Mitchell L. Stevens argues that despite the “enduring faith that a college education creates opportunity for rising up social ranks,” empirical evidence suggests that at least some college degrees may actually reinforce social and economic stratification. 

Once we recognize that higher education was built and evolved to uphold hierarchies of class, ethnicity, and occupation, all sorts of evidence challenging the American faith in higher education as a mobility project becomes easier to comprehend. Consider California, whose public higher-education system is often praised as an engine of opportunity. Of the 20 institutions in the nation that do the best job of moving graduates from the bottom fifth to the top fifth of the income distribution in a generation, seven are public colleges and universities in the state of California. Fully half of those who attended the nine research universities constituting the top tier of the California system between 1999 and 2008 had higher incomes than their parents. Yet, the entire system is also stratified by class and race.
The research campuses of the University of California—the “UCs”—generally service the most affluent and academically accomplished Californian students. But the demographic differences among the UC campuses are pronounced: white and Asian American students dominate enrollments at the flagships UC Berkeley and UCLA, while Black and Latinx students are disproportionately represented at UC Riverside and UC Merced, its financially poorest and least prestigious branches. A core project of the entire UC enterprise is to serve all Californians equitably, but it doesn’t. Explaining why is the goal of Laura Hamilton and Kelly Nielsen’s sobering book Broke: The Racial Consequences of Underfunding Public Universities. Broke enables readers to understand how public institutions contribute to hardening the striations of the national class structure.… 

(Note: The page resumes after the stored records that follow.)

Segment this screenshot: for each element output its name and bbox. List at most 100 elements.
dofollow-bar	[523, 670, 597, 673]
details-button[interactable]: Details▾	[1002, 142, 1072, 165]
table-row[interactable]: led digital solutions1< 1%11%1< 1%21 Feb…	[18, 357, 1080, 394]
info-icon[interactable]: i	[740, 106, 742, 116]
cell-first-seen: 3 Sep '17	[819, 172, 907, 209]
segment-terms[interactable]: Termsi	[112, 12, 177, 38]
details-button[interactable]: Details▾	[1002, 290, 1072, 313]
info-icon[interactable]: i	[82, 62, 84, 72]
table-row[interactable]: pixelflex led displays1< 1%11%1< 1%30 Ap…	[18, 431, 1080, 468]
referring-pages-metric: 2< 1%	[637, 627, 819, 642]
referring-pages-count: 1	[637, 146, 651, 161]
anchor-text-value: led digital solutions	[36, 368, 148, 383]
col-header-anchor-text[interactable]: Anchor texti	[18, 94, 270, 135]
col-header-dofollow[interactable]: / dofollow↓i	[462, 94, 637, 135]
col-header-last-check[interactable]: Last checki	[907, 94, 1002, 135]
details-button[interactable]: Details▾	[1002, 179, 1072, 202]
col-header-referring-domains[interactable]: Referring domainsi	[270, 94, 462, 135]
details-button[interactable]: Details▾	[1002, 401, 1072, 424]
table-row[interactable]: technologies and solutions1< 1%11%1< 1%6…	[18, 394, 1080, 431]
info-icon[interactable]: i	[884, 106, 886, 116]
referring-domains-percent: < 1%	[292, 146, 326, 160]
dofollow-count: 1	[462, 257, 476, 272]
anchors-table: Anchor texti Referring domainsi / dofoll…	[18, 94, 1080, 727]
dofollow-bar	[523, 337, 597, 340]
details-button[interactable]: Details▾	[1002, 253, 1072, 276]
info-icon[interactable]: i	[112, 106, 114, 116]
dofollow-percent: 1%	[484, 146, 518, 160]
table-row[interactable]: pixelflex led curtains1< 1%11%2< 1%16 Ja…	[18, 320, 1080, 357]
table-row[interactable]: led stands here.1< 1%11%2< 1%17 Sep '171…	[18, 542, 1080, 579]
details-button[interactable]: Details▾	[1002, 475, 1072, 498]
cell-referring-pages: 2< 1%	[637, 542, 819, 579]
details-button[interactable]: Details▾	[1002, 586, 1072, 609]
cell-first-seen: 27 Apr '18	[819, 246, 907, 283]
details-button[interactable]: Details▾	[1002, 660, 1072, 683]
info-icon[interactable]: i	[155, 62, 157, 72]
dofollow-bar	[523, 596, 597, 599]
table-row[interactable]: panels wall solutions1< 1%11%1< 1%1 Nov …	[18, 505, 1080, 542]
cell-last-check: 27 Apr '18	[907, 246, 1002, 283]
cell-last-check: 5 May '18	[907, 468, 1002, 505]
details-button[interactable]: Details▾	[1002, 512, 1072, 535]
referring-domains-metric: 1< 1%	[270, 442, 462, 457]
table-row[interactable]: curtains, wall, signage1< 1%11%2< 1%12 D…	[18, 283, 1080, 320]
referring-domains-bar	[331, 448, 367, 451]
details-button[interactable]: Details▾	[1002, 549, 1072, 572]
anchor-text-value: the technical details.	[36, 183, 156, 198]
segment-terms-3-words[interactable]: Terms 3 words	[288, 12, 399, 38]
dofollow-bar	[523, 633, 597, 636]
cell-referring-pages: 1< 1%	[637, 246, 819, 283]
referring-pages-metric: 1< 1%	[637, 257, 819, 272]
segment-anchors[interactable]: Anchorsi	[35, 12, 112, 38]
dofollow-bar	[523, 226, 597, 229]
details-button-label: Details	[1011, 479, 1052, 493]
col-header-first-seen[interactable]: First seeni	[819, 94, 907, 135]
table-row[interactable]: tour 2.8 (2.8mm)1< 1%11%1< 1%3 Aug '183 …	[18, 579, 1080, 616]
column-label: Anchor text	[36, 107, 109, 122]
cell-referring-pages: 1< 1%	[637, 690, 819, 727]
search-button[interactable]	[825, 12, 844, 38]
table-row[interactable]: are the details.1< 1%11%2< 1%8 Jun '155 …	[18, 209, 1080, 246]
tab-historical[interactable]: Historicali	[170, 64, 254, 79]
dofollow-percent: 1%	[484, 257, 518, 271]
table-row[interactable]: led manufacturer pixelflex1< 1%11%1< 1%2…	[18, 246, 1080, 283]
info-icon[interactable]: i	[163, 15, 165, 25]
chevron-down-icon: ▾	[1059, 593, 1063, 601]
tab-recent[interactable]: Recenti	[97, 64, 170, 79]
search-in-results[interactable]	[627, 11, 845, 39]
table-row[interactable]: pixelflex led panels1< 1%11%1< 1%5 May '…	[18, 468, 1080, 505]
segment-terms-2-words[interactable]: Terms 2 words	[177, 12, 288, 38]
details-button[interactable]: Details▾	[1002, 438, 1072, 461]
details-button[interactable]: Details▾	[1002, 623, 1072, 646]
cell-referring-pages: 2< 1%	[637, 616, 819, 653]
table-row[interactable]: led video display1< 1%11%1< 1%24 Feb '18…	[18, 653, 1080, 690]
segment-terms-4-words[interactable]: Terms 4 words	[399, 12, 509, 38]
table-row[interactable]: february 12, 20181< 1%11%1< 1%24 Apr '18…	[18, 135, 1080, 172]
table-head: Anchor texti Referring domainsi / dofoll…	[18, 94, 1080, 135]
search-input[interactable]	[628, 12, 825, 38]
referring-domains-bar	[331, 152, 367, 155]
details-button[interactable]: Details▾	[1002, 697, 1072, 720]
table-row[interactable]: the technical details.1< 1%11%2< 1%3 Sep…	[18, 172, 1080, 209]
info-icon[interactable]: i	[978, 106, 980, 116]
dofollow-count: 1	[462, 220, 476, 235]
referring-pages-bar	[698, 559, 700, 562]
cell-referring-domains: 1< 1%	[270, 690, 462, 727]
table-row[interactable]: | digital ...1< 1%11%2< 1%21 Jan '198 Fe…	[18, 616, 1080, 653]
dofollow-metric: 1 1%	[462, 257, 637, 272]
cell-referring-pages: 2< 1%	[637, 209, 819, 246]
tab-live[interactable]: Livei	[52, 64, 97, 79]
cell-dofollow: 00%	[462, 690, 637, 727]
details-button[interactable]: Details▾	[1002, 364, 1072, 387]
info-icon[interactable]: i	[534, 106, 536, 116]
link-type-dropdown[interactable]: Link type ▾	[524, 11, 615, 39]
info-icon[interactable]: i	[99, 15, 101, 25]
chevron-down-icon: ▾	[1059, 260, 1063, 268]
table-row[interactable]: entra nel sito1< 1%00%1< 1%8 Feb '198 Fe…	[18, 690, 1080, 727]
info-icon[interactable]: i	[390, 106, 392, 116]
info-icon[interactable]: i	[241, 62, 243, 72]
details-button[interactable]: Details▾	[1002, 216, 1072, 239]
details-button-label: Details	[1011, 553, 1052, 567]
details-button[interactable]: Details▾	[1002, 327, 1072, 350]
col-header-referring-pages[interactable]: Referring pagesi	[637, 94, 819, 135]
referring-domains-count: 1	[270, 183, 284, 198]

In this wake of this activism, California incrementally redefined what its citizens could expect from the state’s public higher-education system. Access could no longer be considered a right of citizenship. Instead, funded by federal grants to individual students and family debt, education came to be understood as a private good and a commodity service. The politics that deprived the UC system of public funding also framed higher education as an “investment,” complete with payments from students and their families required to secure their own futures. In formal terms, the reconfigured regime applies to all Californians. It also divides them. Those whose families can pay full freight enjoy the benefit of a world-class higher education, while the others mortgage their own financial futures with debt to attain the same “public” service. California’s higher-education system reproduces the very social hierarchies that it has long been praised with alleviating.